A turbocharged engine is a double-edged sword. More power is readily available through more boost, but so is more disaster. 

So, even if you are vaguely considering turbocharging an engine, plan to at least monitor the other factors that will be affected by the additional air. Most notably, this means keeping an eye on how much fuel gets mixed into that combustible fog being rammed into your cylinders.

The relationship between fuel and air in your engine is multifaceted.
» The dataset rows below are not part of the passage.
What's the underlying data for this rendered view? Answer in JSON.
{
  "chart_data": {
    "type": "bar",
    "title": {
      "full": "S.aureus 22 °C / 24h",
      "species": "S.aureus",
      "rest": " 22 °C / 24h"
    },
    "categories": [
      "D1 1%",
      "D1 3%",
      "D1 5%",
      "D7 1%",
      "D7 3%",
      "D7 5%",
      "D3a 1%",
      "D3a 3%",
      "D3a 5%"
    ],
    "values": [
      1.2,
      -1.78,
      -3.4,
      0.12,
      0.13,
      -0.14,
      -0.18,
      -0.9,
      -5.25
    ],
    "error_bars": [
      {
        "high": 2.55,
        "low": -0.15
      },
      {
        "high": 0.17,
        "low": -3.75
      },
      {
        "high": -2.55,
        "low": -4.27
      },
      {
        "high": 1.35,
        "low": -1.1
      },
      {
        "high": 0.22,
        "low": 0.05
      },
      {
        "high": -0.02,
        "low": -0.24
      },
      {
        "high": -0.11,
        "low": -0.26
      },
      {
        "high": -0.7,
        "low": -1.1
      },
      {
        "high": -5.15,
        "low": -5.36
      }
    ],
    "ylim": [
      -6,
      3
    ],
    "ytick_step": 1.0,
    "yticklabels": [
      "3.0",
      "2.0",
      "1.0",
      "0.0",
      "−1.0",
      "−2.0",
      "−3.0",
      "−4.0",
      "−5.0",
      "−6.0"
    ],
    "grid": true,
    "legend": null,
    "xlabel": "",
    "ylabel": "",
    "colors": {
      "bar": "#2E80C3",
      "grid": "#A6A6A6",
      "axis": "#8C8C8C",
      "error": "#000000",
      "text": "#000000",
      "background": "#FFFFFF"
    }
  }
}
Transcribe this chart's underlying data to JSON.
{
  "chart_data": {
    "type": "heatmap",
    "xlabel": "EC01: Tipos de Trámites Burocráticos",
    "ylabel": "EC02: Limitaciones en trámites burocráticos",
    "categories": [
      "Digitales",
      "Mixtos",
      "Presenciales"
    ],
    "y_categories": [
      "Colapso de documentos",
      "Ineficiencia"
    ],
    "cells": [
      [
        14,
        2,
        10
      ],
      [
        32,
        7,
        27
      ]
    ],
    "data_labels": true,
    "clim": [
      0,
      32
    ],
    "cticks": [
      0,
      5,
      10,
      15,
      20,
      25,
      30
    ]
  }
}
On one hand, you have something called the stoichiometric ratio, which is the ideal mixture of air and fuel that, when combustion occurs, results in no leftover fuel or its catalyst (oxygen, in this case). 

[Turbo boost is good, but too much can be bad]

For typical gasoline, on Earth, where air is about 21% oxygen, that ratio is 14.7 parts air to 1 part fuel. Of course, different gasoline blends and elevations affect this number slightly, but that’s the baseline.

But that 14.7:1 ratio doesn’t tell the whole story of max potential. See, while you may be burning all of the fuel at that ratio, secondary effects could be robbing the engine of maximum power. Complete burning of the fuel means less atomized liquid fuel in the combustion chamber, which means less cooling of interior combustion surfaces, which means more energy lost as heat, for example.

Now, every engine is different, and most make maximum power at some ratio that is not the ideal 14.7:1, but this ratio is only attainable through dyno testing and precise monitoring. If you have a modern car, the monitoring part is usually as simple as slipping a connector on the OBD port and using some software or a hardware logger to read the data being sent to the onboard computer. 

But our 1991 Toyota MR2 Turbo has no such modern accoutrements, and the factory oxygen sensor that sends exhaust data to the onboard computer is extremely low-resolution.